O livro A Economia Desumana, publicado no ano de 2013 sobre os impactos das políticas de austeridade nas condições de saúde dos países que enfrentaram algum tipo de crise, concluiu que as “recessões ferem, mas a austeridade mata”. Nele, os autores David Stuckler e Sanjay Basu mensuraram os efeitos dos cortes nos respectivos orçamentos da seguridade social, em específico da área da saúde, dos países.
Por meio da “experiência natural[1]”, analisaram o conjunto de países inseridos na Crise Asiática e na Grande Recessão de 2007, e identificaram como esses mesmos países obtiveram desfecho econômico e social diverso devido ao modelo de política econômica adotado. Os países que mantiveram ou até mesmo elevaram seus investimentos na área social conseguiram sair mais rapidamente da crise e com um padrão de vida melhor. Este foi o exemplo da Malásia, país que rejeitou a pílula amarga do FMI e manteve em curso a melhoria da rede de educação e saúde do país.
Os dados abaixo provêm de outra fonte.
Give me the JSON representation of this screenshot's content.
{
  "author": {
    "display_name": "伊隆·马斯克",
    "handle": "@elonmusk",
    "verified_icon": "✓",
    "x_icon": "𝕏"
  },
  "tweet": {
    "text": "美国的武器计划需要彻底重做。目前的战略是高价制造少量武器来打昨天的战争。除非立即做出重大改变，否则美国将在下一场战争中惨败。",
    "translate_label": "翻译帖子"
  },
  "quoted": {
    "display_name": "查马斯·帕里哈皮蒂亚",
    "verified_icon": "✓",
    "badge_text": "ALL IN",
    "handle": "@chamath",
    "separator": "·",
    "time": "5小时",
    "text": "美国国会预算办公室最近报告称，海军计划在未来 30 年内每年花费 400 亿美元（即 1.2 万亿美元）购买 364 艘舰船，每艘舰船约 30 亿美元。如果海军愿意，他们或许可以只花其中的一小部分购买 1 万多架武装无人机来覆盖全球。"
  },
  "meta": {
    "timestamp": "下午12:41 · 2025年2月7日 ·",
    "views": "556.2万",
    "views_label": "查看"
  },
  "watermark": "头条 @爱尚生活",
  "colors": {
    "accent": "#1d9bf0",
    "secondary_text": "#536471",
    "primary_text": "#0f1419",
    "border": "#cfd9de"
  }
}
Entretanto, países seguidores do modelo da austeridade do FMI tiveram mais dificuldades para sair da crise e o resultado dessa política deixou fortes marcas nos indicadores básicos da qualidade de vida da população. O caso mais forte é o da Indonésia, cujos efeitos ainda se fazem presentes, seguido pela Tailândia e Coreia do Sul.
Na Europa, diante da Grande Recessão de 2007, a Grécia, Espanha, Itália e Inglaterra foram os países que implantaram as políticas do ajuste, obtendo resultado muito diverso da Suécia e Islândia que passaram pela mesma crise.
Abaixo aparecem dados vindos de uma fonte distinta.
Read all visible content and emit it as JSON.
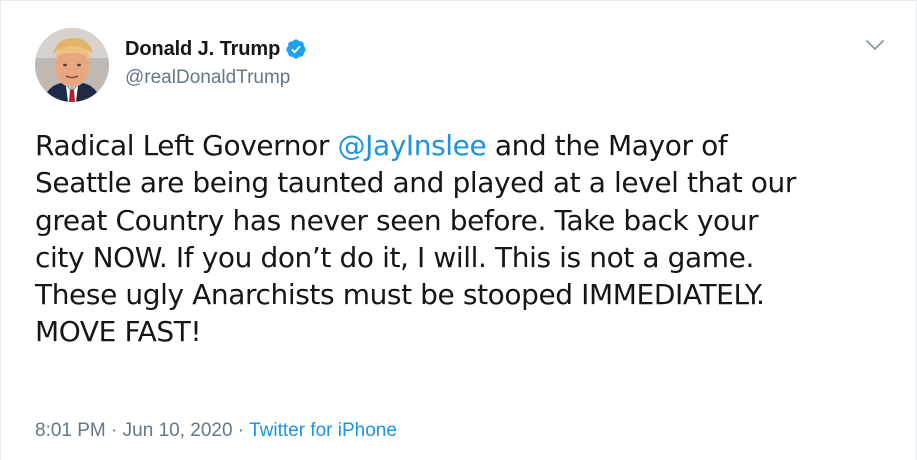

Em recente artigo (Neoliberaslim: Oversold?), o FMI fez mea culpa ao seu projeto de difusão do modelo de política econômica da austeridade. Dentre as constatações, afirma-se, não estão claras as evidências de que políticas neoliberais engendram crescimento sustentável dos países, no entanto os custos da volatilidade econômica e a frequência das crises provocadas por aquelas políticas parecem mais evidentes. Além do que, a abertura financeira e as políticas de austeridade têm forte associação com o aumento da desigualdade econômica dos países adeptos do modelo. Em outras palavras, as políticas de cortes nos gastos sociais aprofundaram a desigualdade.
No quadro geral, é possível observar que o gasto público com saúde tem forte associação com a qualidade da saúde dos países. Conforme visto na tabela I, existe uma relação inversa entre gasto público em saúde e a mortalidade infantil, quando o gasto aumenta a mortalidade cai.
A indonésia é um caso exemplar, além de apresentar um percentual baixo de gasto público em relação ao total do gasto em saúde, 37% em 2014, reduziu o gasto em saúde em relação aos dispêndios do governo, seguindo à risca a recomendação do FMI no período da Crise Asiática. A participação da saúde nos gastos do governo central caiu dos 5,2%, em 1996, para 3,9%, em 1998, sendo um dos principais motivos para as elevadas taxas de mortalidade infantil no país, visto que esse taxa é uma das principais proxy da qualidade dos sistemas de saúde.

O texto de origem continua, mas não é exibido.